Researchers Identify Gene Pathway Causing Pulmonary Hypertension

Researchers have identified an over-active gene and the molecular events it triggers to cause acquired cases of pulmonary hypertension, a form of high blood pressure in the lungs that kills about one percent of the population each year.

The findings, published in the February 6, 2003 issue of the New England Journal of Medicine, offer the first specific molecular targets for development of new therapies. From the University of California, San Diego:
UCSD Researchers Identify Gene Pathway Causing Pulmonary Hypertension

Researchers at the University of California, San Diego (UCSD) School of Medicine have identified an over-active gene and the molecular events it triggers to cause acquired cases of pulmonary hypertension, a form of high blood pressure in the lungs that kills about one percent of the population each year.

The findings, published in the February 6, 2003 issue of the New England Journal of Medicine, offer the first specific molecular targets for development of new therapies.

“Although a small subset of patients benefit from surgery to remove blood clots from the lungs, currently the only treatment for most types of pulmonary hypertension is lung transplantation,” said the study’s senior author Patricia Thistlethwaite, M.D., Ph.D., an assistant professor in the UCSD Division of Cardiothoracic Surgery.

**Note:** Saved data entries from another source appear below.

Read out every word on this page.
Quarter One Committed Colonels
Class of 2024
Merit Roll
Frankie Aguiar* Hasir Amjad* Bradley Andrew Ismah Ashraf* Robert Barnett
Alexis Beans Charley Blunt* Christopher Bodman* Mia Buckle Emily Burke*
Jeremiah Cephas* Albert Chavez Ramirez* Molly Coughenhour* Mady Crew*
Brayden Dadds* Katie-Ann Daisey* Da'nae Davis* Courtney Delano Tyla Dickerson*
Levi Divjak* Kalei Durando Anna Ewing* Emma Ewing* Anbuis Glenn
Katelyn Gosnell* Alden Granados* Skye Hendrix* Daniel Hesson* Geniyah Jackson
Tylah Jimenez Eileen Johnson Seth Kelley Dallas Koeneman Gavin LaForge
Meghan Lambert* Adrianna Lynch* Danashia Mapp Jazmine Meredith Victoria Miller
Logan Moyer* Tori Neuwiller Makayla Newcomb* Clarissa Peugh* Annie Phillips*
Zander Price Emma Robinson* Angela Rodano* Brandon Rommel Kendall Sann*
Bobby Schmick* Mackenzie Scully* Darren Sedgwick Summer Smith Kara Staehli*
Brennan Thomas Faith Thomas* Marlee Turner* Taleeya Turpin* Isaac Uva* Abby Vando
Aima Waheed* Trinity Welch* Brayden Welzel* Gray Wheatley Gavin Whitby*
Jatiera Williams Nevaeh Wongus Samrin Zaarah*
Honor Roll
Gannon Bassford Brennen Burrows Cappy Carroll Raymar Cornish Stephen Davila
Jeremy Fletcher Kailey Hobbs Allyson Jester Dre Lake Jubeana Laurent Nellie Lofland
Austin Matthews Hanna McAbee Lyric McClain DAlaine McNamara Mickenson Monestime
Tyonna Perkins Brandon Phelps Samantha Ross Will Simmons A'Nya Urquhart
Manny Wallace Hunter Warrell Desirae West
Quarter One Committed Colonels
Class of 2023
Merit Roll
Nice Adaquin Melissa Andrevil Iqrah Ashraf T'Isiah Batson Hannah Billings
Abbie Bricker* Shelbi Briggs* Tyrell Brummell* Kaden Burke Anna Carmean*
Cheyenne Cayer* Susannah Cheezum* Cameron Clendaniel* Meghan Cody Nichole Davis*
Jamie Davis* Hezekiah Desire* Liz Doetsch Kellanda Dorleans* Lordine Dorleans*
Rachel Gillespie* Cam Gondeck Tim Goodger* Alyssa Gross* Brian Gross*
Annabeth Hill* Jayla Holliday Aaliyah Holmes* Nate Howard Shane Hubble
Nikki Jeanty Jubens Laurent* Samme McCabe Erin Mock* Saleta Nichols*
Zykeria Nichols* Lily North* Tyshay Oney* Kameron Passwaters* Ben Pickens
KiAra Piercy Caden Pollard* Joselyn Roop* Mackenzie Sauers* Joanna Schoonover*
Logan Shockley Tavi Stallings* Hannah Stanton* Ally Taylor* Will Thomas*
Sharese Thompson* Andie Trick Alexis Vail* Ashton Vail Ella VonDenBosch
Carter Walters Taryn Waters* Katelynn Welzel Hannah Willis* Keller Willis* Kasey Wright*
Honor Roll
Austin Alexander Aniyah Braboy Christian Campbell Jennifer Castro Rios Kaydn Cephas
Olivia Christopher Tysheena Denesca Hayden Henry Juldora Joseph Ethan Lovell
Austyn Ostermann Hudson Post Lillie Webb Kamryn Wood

The researchers found that a gene called angiopoietin-1, which is normally involved in smooth-muscle growth in newly developing embryonic blood vessels, somehow gets inappropriately turned on in adulthood. As angiopoietin-1 aberrantly over-expresses itself, it initiates a molecular chain of events that causes muscle cell proliferation within the lining of the lung’s blood vessels. As the vessel wall thickness grows, the small lung arteries become progressively narrowed and blocked.

Almost all patients with pulmonary hypertension acquire the disease from diverse causes such as congenital heart defects, autoimmune disease, left-sided heart failure, blood clots in the lungs, drug interactions or vascular diseases. A handful of patients inherit a rare form of the disease from a mutation in a gene called bone morphogenetic protein receptor type2 (BMPR2).

“We wondered whether a common molecular mechanism underlies all the different causes of pulmonary hypertension as well as the inherited form,” Thistlethwaite said.

The investigators reasoned that since angiopoietin-1 was involved in mbryonic smooth-muscle development, an aberrant turn-on of this gene might cause the over-growth of muscle tissue in adults. During an 18 month period, the team obtained lung biopsies from 42 pulmonary hypertension patients who had acquired pulmonary hypertension from a variety of causes. For comparative purposes, they also obtained biopsies from 19 individuals without pulmonary hypertension, who were undergoing lung surgery.

Using sophisticated laboratory tests on the lung tissue, the scientists found that angiopoietin-1 attached itself to a receptor (or docking protein) called TIE2, which is only located in the lining of blood vessels. In turn, the angiopoietin-1/TIE2 duo caused the down-regulation, or work slow-down, of another gene called bone morphogenetic protein receptor type1 (BMPR1). The result was the muscle build-up characteristic of pulmonary hypertension.

“Researchers have known for years that BMPR1 and BMPR2 work together on the cell surface to stimulate intracellular signaling,” said Thistlethwaite. “This means that our findings show a link between the inherited form of pulmonary hypertension, caused by a BMPR2 mutation, and the non-familial, acquired form, caused by the angiopoietin-1, TIE2, BMPR1 molecular pathway.”

Currently, the Thistlethwaite team is working on potential inhibitors of angiopoitin-1, to see if they can stop pulmonary hypertension in rodent models.

The study was funded by the Charles B. Wang Foundation and grants from the National Institutes of Health. Additional authors of the paper were Lingling Du, M.D.; Christopher C. Sullivan, M.S.; Danny Chu, M.D.; Augustine J. Cho, B.A.; Masakuni Kido, M.D., and Stuart W. Jamieson, M.D., FRCS, UCSD Division of Cardiothoracic Surgery; Paul L. Wolf, M.D., UCSD and the San Diego VA Healthcare System; Jason X.-J. Yuan, M.D., Ph.D., UCSD Pulmonary and Critical Care Medicine; and Renna Duetsch, Ph.D., UCSD Biostatistics.